We are in a cafe by the station waiting for the train to Hanoi. I look at the menu. For each item there are two prices. Two columns, "good" and "better". I ask the waitress what the difference is, say for the fried chicken.

"Same same but different". This seems to be the catchphrase of South East Asia. Everything is 'same same but different,' hotel rooms, bus tickets, gifts, clothing.

"Same same but what is different?" I ask

"Same same but better has no bones" she says of the fried chicken.

"OK" I look down the menu. How about Marlboro cigarettes. "What’s the difference between good and better?"

"We only have better. You want some,"

"No thanks.
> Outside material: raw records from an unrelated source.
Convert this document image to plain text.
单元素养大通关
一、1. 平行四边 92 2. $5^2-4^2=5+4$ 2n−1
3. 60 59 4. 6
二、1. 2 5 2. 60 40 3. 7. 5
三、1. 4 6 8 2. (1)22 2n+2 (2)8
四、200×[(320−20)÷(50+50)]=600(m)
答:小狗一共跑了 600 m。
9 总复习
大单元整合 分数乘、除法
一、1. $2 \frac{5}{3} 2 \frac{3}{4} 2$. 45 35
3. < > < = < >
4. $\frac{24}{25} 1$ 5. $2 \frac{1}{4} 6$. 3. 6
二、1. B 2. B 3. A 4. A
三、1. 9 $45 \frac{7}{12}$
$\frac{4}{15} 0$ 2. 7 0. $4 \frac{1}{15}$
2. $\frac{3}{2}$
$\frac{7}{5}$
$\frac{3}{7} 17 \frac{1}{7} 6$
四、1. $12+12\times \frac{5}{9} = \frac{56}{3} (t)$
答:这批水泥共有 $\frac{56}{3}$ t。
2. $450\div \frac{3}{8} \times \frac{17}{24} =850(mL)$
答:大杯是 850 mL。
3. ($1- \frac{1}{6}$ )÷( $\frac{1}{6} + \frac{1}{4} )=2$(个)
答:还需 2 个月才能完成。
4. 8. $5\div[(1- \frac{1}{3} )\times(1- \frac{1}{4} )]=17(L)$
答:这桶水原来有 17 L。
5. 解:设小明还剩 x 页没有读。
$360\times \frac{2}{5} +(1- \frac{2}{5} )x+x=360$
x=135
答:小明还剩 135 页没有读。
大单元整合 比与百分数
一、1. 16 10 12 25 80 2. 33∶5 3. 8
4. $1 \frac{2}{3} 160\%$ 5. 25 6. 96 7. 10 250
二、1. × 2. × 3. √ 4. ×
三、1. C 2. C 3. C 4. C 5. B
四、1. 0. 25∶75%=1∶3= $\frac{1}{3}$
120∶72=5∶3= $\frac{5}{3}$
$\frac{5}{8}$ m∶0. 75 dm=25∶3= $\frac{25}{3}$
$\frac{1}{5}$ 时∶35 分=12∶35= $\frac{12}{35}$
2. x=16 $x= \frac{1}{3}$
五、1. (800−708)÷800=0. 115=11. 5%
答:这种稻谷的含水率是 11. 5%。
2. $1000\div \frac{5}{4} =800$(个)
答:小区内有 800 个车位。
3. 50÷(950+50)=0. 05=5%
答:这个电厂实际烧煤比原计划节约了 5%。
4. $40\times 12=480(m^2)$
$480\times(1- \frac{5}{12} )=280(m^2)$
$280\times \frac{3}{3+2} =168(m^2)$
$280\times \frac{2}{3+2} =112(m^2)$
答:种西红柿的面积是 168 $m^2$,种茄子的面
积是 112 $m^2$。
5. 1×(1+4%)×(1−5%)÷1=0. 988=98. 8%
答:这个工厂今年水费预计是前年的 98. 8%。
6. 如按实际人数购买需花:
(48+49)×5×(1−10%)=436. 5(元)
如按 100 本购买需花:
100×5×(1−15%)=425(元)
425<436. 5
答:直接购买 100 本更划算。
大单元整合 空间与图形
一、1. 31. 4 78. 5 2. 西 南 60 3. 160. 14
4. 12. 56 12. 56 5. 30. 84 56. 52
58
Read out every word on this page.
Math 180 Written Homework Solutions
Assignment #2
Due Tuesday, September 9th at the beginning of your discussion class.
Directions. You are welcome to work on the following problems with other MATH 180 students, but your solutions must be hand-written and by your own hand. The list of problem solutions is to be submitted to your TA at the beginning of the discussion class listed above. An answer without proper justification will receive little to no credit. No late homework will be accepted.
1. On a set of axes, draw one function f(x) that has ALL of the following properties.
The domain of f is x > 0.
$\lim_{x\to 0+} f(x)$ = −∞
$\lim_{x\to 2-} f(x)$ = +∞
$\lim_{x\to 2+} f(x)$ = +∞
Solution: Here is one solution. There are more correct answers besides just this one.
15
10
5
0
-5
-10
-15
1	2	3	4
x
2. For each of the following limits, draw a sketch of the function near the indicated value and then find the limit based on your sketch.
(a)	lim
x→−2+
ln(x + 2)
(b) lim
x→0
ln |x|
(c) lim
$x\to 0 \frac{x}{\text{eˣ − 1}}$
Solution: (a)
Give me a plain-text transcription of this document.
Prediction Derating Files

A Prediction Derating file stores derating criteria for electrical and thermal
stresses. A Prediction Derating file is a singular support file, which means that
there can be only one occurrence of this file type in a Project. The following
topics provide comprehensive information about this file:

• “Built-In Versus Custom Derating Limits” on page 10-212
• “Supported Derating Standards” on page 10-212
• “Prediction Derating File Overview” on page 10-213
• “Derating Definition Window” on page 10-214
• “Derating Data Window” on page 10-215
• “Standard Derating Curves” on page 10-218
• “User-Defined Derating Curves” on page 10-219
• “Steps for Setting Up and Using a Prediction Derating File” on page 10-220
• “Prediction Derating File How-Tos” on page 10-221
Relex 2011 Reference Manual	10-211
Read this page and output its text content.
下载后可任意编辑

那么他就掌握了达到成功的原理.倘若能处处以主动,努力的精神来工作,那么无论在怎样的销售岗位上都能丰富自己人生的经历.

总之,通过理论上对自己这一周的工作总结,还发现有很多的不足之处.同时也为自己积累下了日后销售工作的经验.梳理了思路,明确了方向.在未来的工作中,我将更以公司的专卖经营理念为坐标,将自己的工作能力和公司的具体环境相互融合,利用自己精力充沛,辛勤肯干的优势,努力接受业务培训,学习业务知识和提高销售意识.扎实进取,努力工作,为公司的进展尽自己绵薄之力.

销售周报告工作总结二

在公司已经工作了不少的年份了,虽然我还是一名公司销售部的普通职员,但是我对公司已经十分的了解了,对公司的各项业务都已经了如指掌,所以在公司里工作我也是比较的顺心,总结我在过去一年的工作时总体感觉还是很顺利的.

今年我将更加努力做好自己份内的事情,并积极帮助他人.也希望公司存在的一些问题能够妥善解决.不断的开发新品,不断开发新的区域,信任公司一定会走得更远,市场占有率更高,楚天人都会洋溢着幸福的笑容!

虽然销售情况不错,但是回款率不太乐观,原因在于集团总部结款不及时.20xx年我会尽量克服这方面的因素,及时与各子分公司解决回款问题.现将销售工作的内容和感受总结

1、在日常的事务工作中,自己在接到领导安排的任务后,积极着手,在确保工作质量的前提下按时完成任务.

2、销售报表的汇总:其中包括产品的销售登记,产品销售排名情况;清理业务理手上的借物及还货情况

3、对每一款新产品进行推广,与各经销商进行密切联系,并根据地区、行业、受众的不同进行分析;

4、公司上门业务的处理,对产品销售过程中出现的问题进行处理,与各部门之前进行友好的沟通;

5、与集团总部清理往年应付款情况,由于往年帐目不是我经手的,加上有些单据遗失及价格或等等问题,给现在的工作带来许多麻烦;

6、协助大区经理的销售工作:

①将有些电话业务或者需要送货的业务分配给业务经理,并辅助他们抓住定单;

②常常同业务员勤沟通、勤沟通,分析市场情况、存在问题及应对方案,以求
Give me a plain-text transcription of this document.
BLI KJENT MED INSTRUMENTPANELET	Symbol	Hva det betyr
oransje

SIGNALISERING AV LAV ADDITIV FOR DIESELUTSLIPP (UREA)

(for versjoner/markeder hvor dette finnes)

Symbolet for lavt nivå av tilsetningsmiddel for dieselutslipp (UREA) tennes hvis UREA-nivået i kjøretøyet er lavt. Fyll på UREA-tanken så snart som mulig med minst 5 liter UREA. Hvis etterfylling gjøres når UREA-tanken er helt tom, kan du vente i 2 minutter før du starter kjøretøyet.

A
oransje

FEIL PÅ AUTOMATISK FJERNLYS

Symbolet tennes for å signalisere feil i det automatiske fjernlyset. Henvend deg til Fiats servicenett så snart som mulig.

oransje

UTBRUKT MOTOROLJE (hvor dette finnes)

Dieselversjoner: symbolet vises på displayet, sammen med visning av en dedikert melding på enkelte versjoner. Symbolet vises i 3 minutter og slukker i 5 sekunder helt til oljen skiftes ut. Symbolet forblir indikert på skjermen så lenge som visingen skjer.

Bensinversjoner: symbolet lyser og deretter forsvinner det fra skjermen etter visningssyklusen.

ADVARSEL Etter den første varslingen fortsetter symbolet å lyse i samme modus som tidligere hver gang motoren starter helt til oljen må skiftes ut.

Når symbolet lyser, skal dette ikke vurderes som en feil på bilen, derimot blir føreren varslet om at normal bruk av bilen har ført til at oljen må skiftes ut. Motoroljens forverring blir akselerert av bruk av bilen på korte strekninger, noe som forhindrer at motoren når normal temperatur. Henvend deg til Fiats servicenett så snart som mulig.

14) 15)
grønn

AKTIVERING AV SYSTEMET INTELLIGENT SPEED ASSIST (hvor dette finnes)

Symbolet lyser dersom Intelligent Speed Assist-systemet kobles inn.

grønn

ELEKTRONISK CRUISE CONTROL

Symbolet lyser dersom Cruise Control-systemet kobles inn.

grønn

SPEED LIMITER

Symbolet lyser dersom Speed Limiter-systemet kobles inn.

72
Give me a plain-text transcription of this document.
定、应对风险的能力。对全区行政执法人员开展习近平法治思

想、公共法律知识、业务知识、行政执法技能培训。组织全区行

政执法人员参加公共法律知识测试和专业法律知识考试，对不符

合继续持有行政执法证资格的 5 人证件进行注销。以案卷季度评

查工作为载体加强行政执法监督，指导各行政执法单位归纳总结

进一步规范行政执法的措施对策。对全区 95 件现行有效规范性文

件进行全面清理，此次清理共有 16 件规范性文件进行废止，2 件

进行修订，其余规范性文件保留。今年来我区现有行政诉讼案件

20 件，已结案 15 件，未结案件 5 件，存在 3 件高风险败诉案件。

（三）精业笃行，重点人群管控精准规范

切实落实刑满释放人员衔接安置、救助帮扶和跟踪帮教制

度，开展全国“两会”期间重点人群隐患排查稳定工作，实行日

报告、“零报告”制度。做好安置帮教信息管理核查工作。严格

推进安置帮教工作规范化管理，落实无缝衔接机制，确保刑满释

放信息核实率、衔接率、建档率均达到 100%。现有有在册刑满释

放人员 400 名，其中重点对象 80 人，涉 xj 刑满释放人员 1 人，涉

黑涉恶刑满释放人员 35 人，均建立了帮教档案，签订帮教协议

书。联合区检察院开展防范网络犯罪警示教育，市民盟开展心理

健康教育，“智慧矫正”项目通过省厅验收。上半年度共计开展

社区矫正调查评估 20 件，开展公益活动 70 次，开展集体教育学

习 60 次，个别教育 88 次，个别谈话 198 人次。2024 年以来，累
But if you did have good how would they be different from better?" "Same same but different." "But what is the difference?" We don't have good, only better." "But if you did have good, why are they 2000 dong cheaper than better?"

"You want better?"

"No, I don't smoke". Maybe Marlboro lights are good and the red packet, better. "Are good Marlboro lights?"

"You Want Marlboro lights?" "You have them?"

"Yes, good or better?"

What's the difference?

"We only have better. You want some?" This is a conversation I am not going to resolve. So alas I am unable to let you know the difference between good Marlboro and better Marlboro.

Rotisserie

The train to Hanoi was the worst of the journey to date. We were traveling 'soft' class, which meant only four berths in the cabin; in effect first class. But there was no air conditioning, only an inefficient fan that struggled to cut through the thick humid funky air and did little to cool us. Sleep totally eluded me. The spring rolls were to blame. The spring rolls we ate before boarding the train must have been laced with amphetamines. Or maybe it was MSG, mono-sodium glucomate that is so popular in cooking here. Whatever, my mind was wired, racing, thoughts rushing in and out. Sleep was out of the question. I lay on my back. Too hot, too much thinking. A quarter turn. On my side. Too hot, too much thinking. A quarter turn. On my front. Too hot, too much thinking. A quarter turn. On my side. Peep peep. The hourly chime on my watch. Another hourly chime. Eight turns to the hour. I'm roasting, basting in juices of a drugged mind. I JUST WANT TO SLEEP!! Lindsey, can you sleep? She is also wide awake, sleep hides from her too; she is imprisoned by the active mind. We share the berth with an Australian girl; she too ate the spring rolls. Sleep eludes her too. So if you are coming from Sapa to Hanoi and find yourself in the cafe opposite the Lao Cai railway station, avoid the speedy spring rolls. Unless you want your brain to buzz.